EH: So we've come to the same conclusion, but I like to put the moral vocabulary in, you tend to avoid it.
DJ: Perhaps he should have gone down on his knee before the voters rather than Nancy Pelosi, because it is the voters who are most angry, rather than the legislators. It turned out Nancy Pelosi couldn't deliver it even if she wanted to. But the other great moral question here is: does what's happened, whoever's to blame for it, call into question the entire system? Is this a problem that the state can cure? Whether we like it or not, the state will take a much bigger role for a long time to come because of what happened, but is this a good thing, or a regrettable evil?
SB: I've got a very definite view here, and I've been helped here by George Cooper, who has written a very good book, The Origins of Financial Crises. Now there are two aspects of the market system - I'd rather talk about the market system than capitalism - and a very good French journalist called Frédéric Bastiat wrote about the miracle by which food was delivered to Paris, its citizens clothed and housed, without any great plan. I think that remains, and it'll tend to happen anywhere where foolish mullahs don't get in the way.

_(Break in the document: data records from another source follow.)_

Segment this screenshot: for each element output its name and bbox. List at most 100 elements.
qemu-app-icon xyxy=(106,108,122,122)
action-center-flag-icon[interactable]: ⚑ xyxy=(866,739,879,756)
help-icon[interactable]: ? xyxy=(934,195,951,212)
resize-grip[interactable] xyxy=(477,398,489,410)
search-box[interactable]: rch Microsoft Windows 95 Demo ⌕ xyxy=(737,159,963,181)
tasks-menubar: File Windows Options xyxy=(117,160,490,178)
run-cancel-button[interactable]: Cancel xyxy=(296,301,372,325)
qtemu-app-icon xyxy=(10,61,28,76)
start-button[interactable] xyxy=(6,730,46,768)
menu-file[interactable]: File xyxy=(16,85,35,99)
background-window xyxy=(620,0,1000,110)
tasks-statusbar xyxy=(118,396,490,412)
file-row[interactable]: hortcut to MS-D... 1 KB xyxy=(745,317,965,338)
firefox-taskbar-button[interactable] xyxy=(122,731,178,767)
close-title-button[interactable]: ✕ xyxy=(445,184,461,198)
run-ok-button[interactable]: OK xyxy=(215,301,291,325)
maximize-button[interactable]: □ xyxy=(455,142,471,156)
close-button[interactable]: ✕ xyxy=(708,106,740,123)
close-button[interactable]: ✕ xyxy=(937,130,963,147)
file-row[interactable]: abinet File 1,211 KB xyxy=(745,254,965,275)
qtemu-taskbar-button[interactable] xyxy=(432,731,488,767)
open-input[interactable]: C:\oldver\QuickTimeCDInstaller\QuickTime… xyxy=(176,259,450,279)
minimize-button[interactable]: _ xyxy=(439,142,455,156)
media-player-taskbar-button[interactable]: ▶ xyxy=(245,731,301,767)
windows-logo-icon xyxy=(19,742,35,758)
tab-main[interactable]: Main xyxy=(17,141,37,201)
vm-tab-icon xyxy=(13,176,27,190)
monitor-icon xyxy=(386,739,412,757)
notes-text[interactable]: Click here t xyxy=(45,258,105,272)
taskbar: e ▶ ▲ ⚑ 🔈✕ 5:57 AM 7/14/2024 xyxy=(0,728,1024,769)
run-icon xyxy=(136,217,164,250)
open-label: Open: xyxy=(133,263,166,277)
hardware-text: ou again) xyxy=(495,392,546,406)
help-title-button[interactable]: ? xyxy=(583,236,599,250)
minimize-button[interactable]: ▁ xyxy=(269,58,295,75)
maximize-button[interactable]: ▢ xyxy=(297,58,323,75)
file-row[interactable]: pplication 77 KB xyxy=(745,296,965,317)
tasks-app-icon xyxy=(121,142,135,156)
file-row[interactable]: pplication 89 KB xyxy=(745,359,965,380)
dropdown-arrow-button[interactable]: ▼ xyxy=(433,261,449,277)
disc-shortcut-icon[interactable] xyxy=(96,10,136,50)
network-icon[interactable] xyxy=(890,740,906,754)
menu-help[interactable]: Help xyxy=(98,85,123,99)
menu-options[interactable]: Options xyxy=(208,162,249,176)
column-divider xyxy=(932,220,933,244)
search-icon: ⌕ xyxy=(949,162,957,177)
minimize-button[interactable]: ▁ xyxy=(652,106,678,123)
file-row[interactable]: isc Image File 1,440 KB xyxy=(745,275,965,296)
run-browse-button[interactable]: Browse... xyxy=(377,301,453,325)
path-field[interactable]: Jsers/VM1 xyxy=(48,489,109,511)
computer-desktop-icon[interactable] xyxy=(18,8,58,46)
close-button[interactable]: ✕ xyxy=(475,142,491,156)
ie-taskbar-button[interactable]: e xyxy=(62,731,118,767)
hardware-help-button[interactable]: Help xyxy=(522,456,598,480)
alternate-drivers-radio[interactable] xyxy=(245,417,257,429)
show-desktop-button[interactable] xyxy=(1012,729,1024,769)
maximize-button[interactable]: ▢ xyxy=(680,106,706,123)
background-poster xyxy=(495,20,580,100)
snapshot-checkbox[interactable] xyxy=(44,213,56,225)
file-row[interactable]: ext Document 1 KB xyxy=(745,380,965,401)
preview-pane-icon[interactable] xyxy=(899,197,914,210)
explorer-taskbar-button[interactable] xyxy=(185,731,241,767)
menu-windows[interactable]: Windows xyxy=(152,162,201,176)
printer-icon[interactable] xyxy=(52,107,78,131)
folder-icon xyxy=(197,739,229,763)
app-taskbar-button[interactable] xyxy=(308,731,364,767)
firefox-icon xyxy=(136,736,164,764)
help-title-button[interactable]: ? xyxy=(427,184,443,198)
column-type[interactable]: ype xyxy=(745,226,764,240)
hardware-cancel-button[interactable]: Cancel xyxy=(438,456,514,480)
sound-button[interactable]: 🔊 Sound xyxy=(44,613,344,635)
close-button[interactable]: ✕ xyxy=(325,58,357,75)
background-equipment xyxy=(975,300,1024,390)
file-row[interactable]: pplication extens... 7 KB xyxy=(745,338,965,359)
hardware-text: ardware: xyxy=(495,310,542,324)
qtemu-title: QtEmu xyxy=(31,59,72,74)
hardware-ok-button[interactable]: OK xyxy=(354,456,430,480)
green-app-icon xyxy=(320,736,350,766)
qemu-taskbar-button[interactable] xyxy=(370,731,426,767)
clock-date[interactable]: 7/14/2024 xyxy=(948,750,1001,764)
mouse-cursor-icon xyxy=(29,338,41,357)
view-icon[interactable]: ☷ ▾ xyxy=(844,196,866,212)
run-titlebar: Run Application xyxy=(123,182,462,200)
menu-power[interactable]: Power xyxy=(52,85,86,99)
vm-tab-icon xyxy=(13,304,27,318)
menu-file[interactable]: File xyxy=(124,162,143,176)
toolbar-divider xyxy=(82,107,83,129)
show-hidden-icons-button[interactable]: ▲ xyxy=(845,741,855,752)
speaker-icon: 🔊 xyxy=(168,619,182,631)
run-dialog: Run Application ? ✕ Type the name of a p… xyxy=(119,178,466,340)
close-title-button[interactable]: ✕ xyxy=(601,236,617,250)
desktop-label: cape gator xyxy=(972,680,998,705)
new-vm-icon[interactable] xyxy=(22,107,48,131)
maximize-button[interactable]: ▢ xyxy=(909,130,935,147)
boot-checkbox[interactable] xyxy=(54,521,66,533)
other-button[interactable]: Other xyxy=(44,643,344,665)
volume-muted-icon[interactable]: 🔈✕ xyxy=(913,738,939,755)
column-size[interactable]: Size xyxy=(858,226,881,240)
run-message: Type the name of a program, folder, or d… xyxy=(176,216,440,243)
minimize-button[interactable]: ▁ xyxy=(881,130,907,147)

But it's the other aspect of it, for which I'm here going to use a Marxist term (although most of these Marxist terms aren't original to Marx when you look at them): use value. When people are acquiring objects, or not only objects, but if you sing a song and I play a harp, and the songs get better and the harp gets more tuneful, it's an increase in wealth, even of GDP. It's when people buy things for their resale value that the system gets rather wonky, and this is described in financial circles as "asset bubbles". The central banks haven't done much about them because they don't know when there is an asset bubble, but in fact, the asset side, when people buy things for their future value rather than present value, is not working very well.
Now we have to be careful here, because the sort of investments in steel mills which Carnegie would have approved of were in a sense entered into because of their resale value, but where that takes over completely is when people buy a home not because they think it would be a good place to live but because they think it would be a good investment. The system goes mad, and I am pretty sure we are going to move away from this rather naïve preoccupation with one set of prices known as the consumer price index [CPI]. We will move towards trying to deal with asset bubbles - not very perfectly or successfully, but the current doctrine, that if we try by small adjustments in interest rates to prevent the CPI going up too fast or down too fast everything will else will take care of itself, has, I think, been exploded.